Interesting. The paper sounds like a natural extension of that group's previous paper from 2008 (http://www.ncbi.nlm.nih.gov/pubmed/18360352). I've been bringing the paper from 2008 to tumor boards for a long time now and annoying a lot of surgeons and oncologists. Now I can bring 2 papers...


Come-at-me-bro-anteater.png
 
Our oncologists order Oncotype DX on a lot of cases that I don't think require it, especially low grade ER+ breast tumors.

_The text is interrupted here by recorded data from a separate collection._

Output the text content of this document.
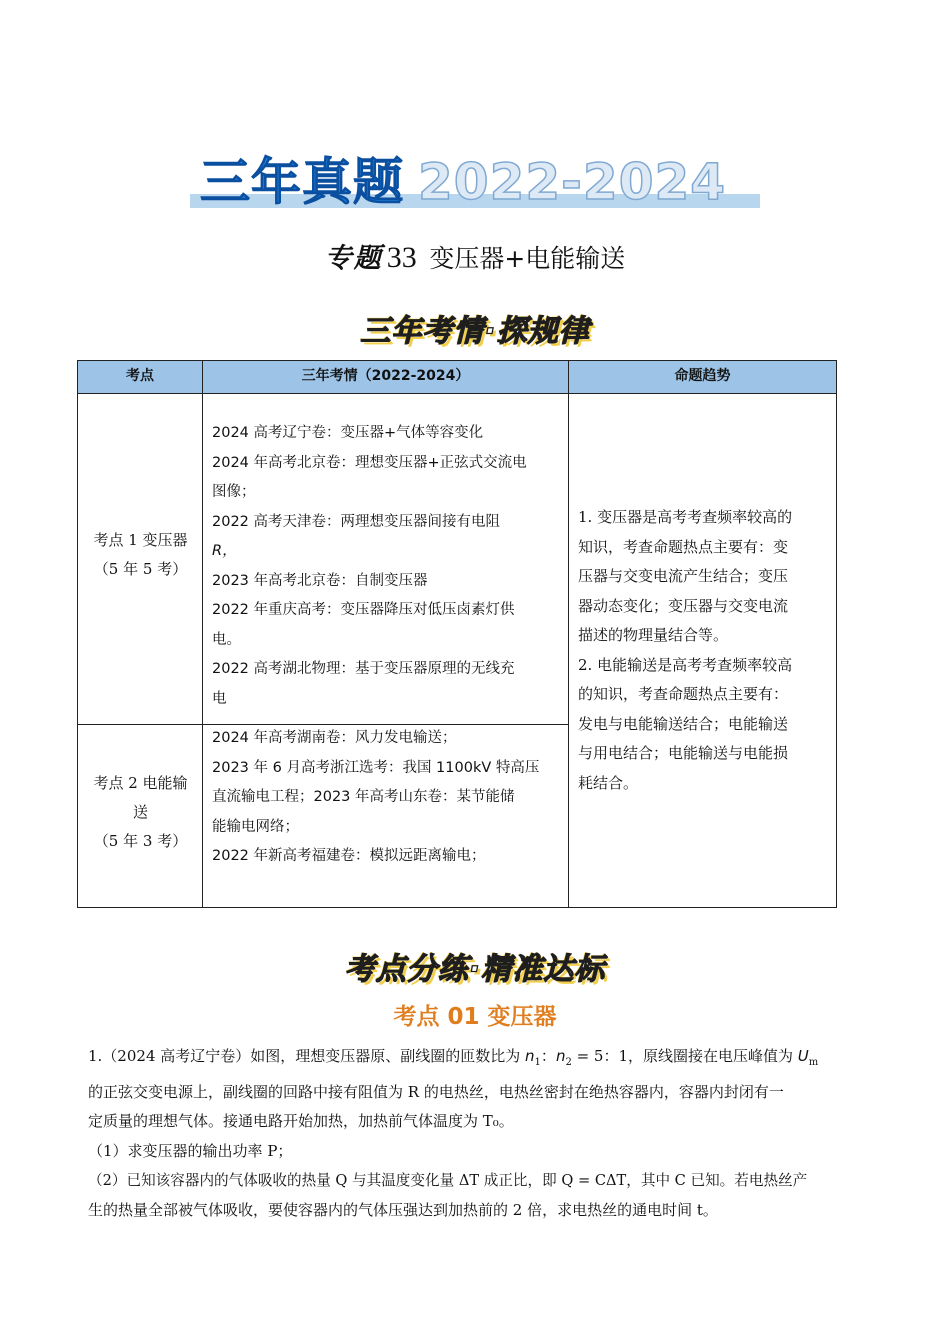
三年真题 2022-2024
专题 33 变压器+电能输送
三年考情·探规律
考点	三年考情（2022-2024）	命题趋势
考点 1 变压器
（5 年 5 考）
2024 高考辽宁卷：变压器+气体等容变化
2024 年高考北京卷：理想变压器+正弦式交流电
图像；
2022 高考天津卷：两理想变压器间接有电阻
R，
2023 年高考北京卷：自制变压器
2022 年重庆高考：变压器降压对低压卤素灯供
电。
2022 高考湖北物理：基于变压器原理的无线充
电
考点 2 电能输
送
（5 年 3 考）
2024 年高考湖南卷：风力发电输送；
2023 年 6 月高考浙江选考：我国 1100kV 特高压
直流输电工程；2023 年高考山东卷：某节能储
能输电网络；
2022 年新高考福建卷：模拟远距离输电；
1. 变压器是高考考查频率较高的
知识，考查命题热点主要有：变
压器与交变电流产生结合；变压
器动态变化；变压器与交变电流
描述的物理量结合等。
2. 电能输送是高考考查频率较高
的知识，考查命题热点主要有：
发电与电能输送结合；电能输送
与用电结合；电能输送与电能损
耗结合。
考点分练·精准达标
考点 01 变压器
1.（2024 高考辽宁卷）如图，理想变压器原、副线圈的匝数比为 $n_1$：$n_2 = 5$：1，原线圈接在电压峰值为 $U_m$
的正弦交变电源上，副线圈的回路中接有阻值为 R 的电热丝，电热丝密封在绝热容器内，容器内封闭有一
定质量的理想气体。接通电路开始加热，加热前气体温度为 T₀。
（1）求变压器的输出功率 P；
（2）已知该容器内的气体吸收的热量 Q 与其温度变化量 ΔT 成正比，即 Q = CΔT，其中 C 已知。若电热丝产
生的热量全部被气体吸收，要使容器内的气体压强达到加热前的 2 倍，求电热丝的通电时间 t。
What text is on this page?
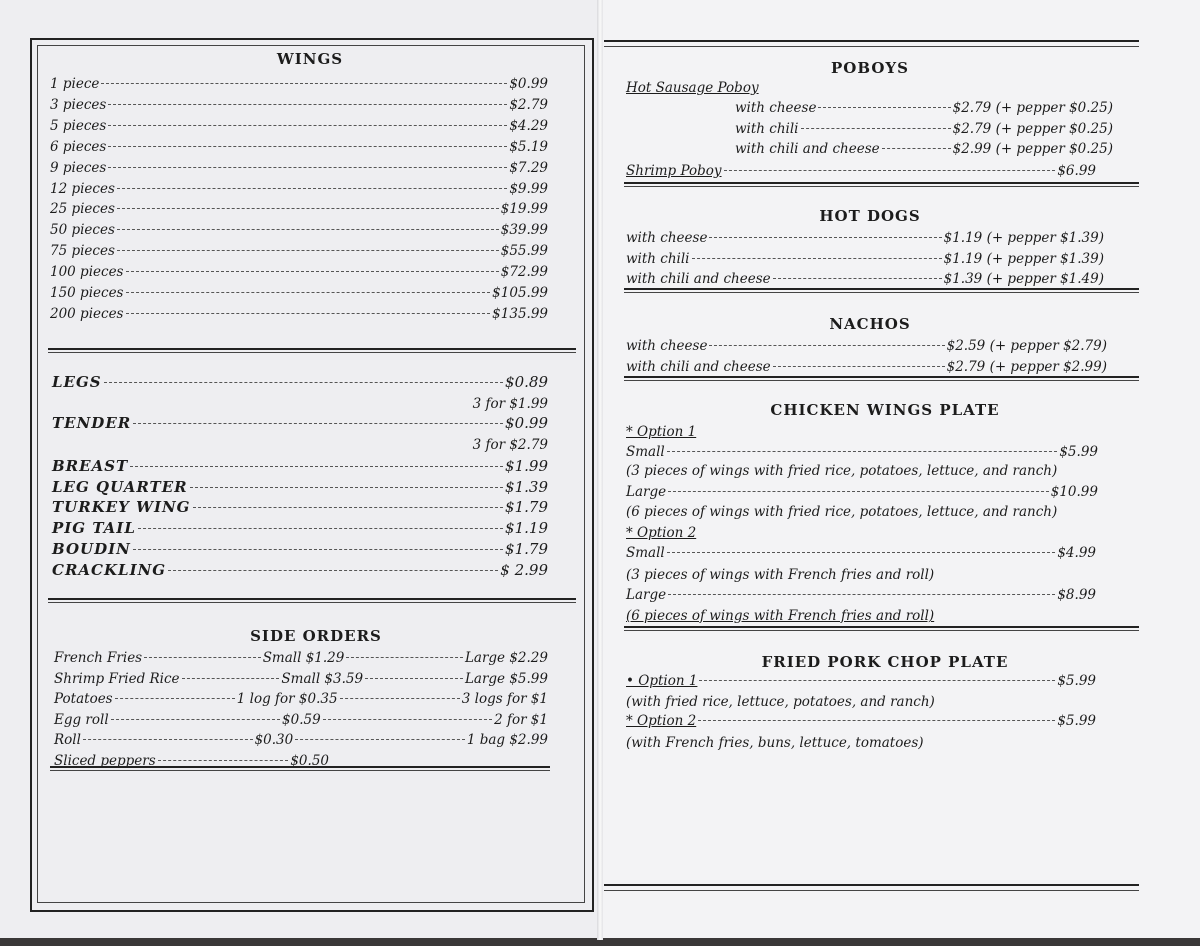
WINGS
1 piece	$0.99
3 pieces	$2.79
5 pieces	$4.29
6 pieces	$5.19
9 pieces	$7.29
12 pieces	$9.99
25 pieces	$19.99
50 pieces	$39.99
75 pieces	$55.99
100 pieces	$72.99
150 pieces	$105.99
200 pieces	$135.99
LEGS	$0.89
3 for $1.99
TENDER	$0.99
3 for $2.79
BREAST	$1.99
LEG QUARTER	$1.39
TURKEY WING	$1.79
PIG TAIL	$1.19
BOUDIN	$1.79
CRACKLING	$ 2.99
SIDE ORDERS
French Fries	Small $1.29	Large $2.29
Shrimp Fried Rice	Small $3.59	Large $5.99
Potatoes	1 log for $0.35	3 logs for $1
Egg roll	$0.59	2 for $1
Roll	$0.30	1 bag $2.99
Sliced peppers	$0.50
POBOYS
Hot Sausage Poboy
with cheese	$2.79 (+ pepper $0.25)
with chili	$2.79 (+ pepper $0.25)
with chili and cheese	$2.99 (+ pepper $0.25)
Shrimp Poboy	$6.99
HOT DOGS
with cheese	$1.19 (+ pepper $1.39)
with chili	$1.19 (+ pepper $1.39)
with chili and cheese	$1.39 (+ pepper $1.49)
NACHOS
with cheese	$2.59 (+ pepper $2.79)
with chili and cheese	$2.79 (+ pepper $2.99)
CHICKEN WINGS PLATE
* Option 1
Small	$5.99
(3 pieces of wings with fried rice, potatoes, lettuce, and ranch)
Large	$10.99
(6 pieces of wings with fried rice, potatoes, lettuce, and ranch)
* Option 2
Small	$4.99
(3 pieces of wings with French fries and roll)
Large	$8.99
(6 pieces of wings with French fries and roll)
FRIED PORK CHOP PLATE
• Option 1	$5.99
(with fried rice, lettuce, potatoes, and ranch)
* Option 2	$5.99
(with French fries, buns, lettuce, tomatoes)
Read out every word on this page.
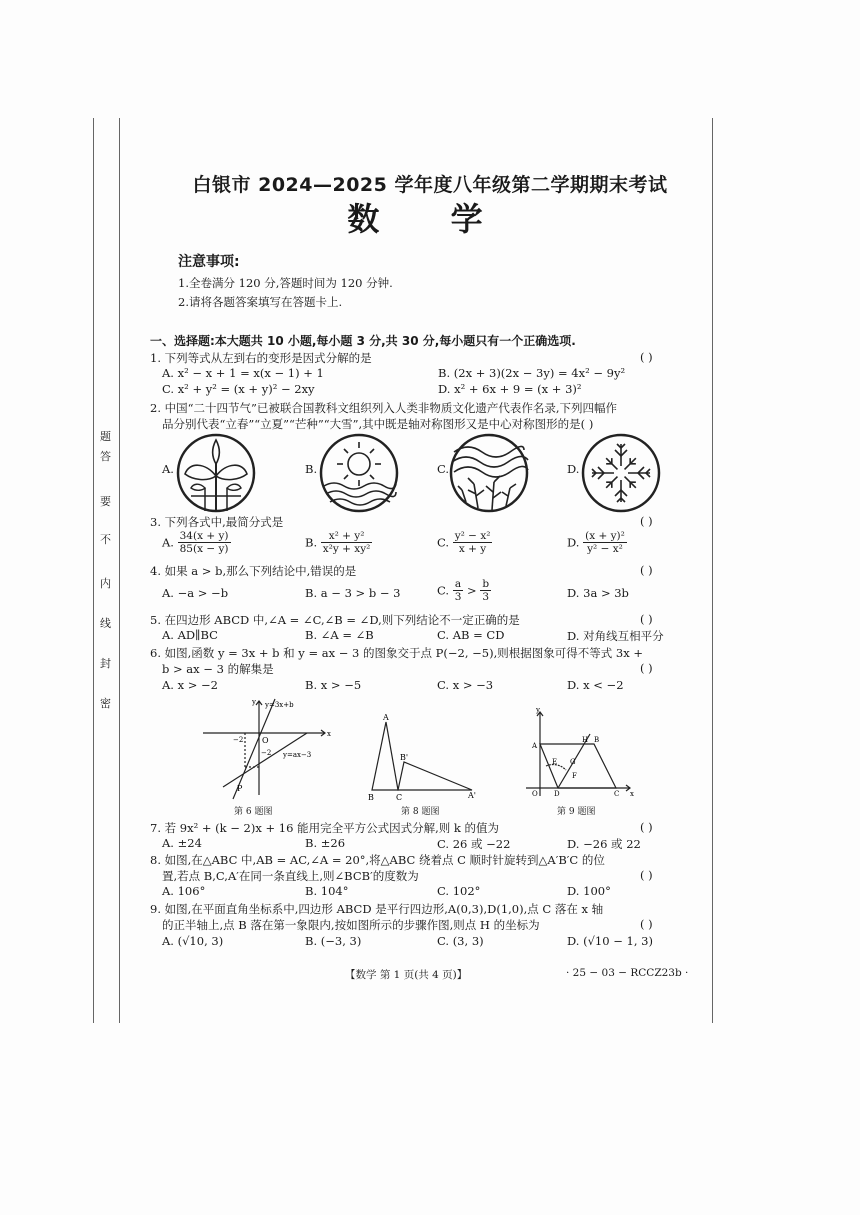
题
答
要
不
内
线
封
密
白银市 2024—2025 学年度八年级第二学期期末考试
数 学
注意事项:
1.全卷满分 120 分,答题时间为 120 分钟.
2.请将各题答案填写在答题卡上.
一、选择题:本大题共 10 小题,每小题 3 分,共 30 分,每小题只有一个正确选项.
1. 下列等式从左到右的变形是因式分解的是	( )
A. x² − x + 1 = x(x − 1) + 1	B. (2x + 3)(2x − 3y) = 4x² − 9y²
C. x² + y² = (x + y)² − 2xy	D. x² + 6x + 9 = (x + 3)²
2. 中国“二十四节气”已被联合国教科文组织列入人类非物质文化遗产代表作名录,下列四幅作
品分别代表“立春”“立夏”“芒种”“大雪”,其中既是轴对称图形又是中心对称图形的是( )
A.	B.	C.	D.
3. 下列各式中,最简分式是	( )
A. $\frac{34(x + y)}{85(x - y)}$	B. $\frac{\text{x² + y²}}{\text{x²y + xy²}}$	C. $\frac{\text{y² − x²}}{x + y}$	D. $\frac{\text{(x + y)²}}{\text{y² − x²}}$
4. 如果 a > b,那么下列结论中,错误的是	( )
A. −a > −b	B. a − 3 > b − 3	C. $\frac{a}{3} > \frac{b}{3}$	D. 3a > 3b
5. 在四边形 ABCD 中,∠A = ∠C,∠B = ∠D,则下列结论不一定正确的是	( )
A. AD∥BC	B. ∠A = ∠B	C. AB = CD	D. 对角线互相平分
6. 如图,函数 y = 3x + b 和 y = ax − 3 的图象交于点 P(−2, −5),则根据图象可得不等式 3x +
b > ax − 3 的解集是	( )
A. x > −2	B. x > −5	C. x > −3	D. x < −2
y
x
y=3x+b
y=ax−3
O
−2
−2
P
第 6 题图
A
B'
B	C	A'
第 8 题图
y
A
H B
E G
F
O D	C x
第 9 题图
7. 若 9x² + (k − 2)x + 16 能用完全平方公式因式分解,则 k 的值为	( )
A. ±24	B. ±26	C. 26 或 −22	D. −26 或 22
8. 如图,在△ABC 中,AB = AC,∠A = 20°,将△ABC 绕着点 C 顺时针旋转到△A′B′C 的位
置,若点 B,C,A′在同一条直线上,则∠BCB′的度数为	( )
A. 106°	B. 104°	C. 102°	D. 100°
9. 如图,在平面直角坐标系中,四边形 ABCD 是平行四边形,A(0,3),D(1,0),点 C 落在 x 轴
的正半轴上,点 B 落在第一象限内,按如图所示的步骤作图,则点 H 的坐标为	( )
A. (√10, 3)	B. (−3, 3)	C. (3, 3)	D. (√10 − 1, 3)
【数学 第 1 页(共 4 页)】	· 25 − 03 − RCCZ23b ·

In talking to them, they really like to have a recurrence risk to bring to the table when discussing chemo with patients.

This study was mentioned in the most recent CAP Today, and it purports to create an accurate (or, anyway, concordant with Oncotype DX result) recurrence score based off of ER/PR status, tumor grade, HER2 status, and tumor size.

Anyone using this in practice?

Not sure of the problem, honestly.
ER+ tumors are exactly the ones where Oncotype has shown the ability to predict recurrence, so that's why your oncologist is ordering it. This is not an atypical, or inappropriate request IMHO.
 
Not sure of the problem, honestly.
ER+ tumors are exactly the ones where Oncotype has shown the ability to predict recurrence, so that's why your oncologist is ordering it. This is not an atypical, or inappropriate request IMHO.

Exactly, as long as they are node negative. But in reality, even if the nodes haven't been sampled the oncologists order it here anyway for "clinically negative" nodes (i.e. not enlarged).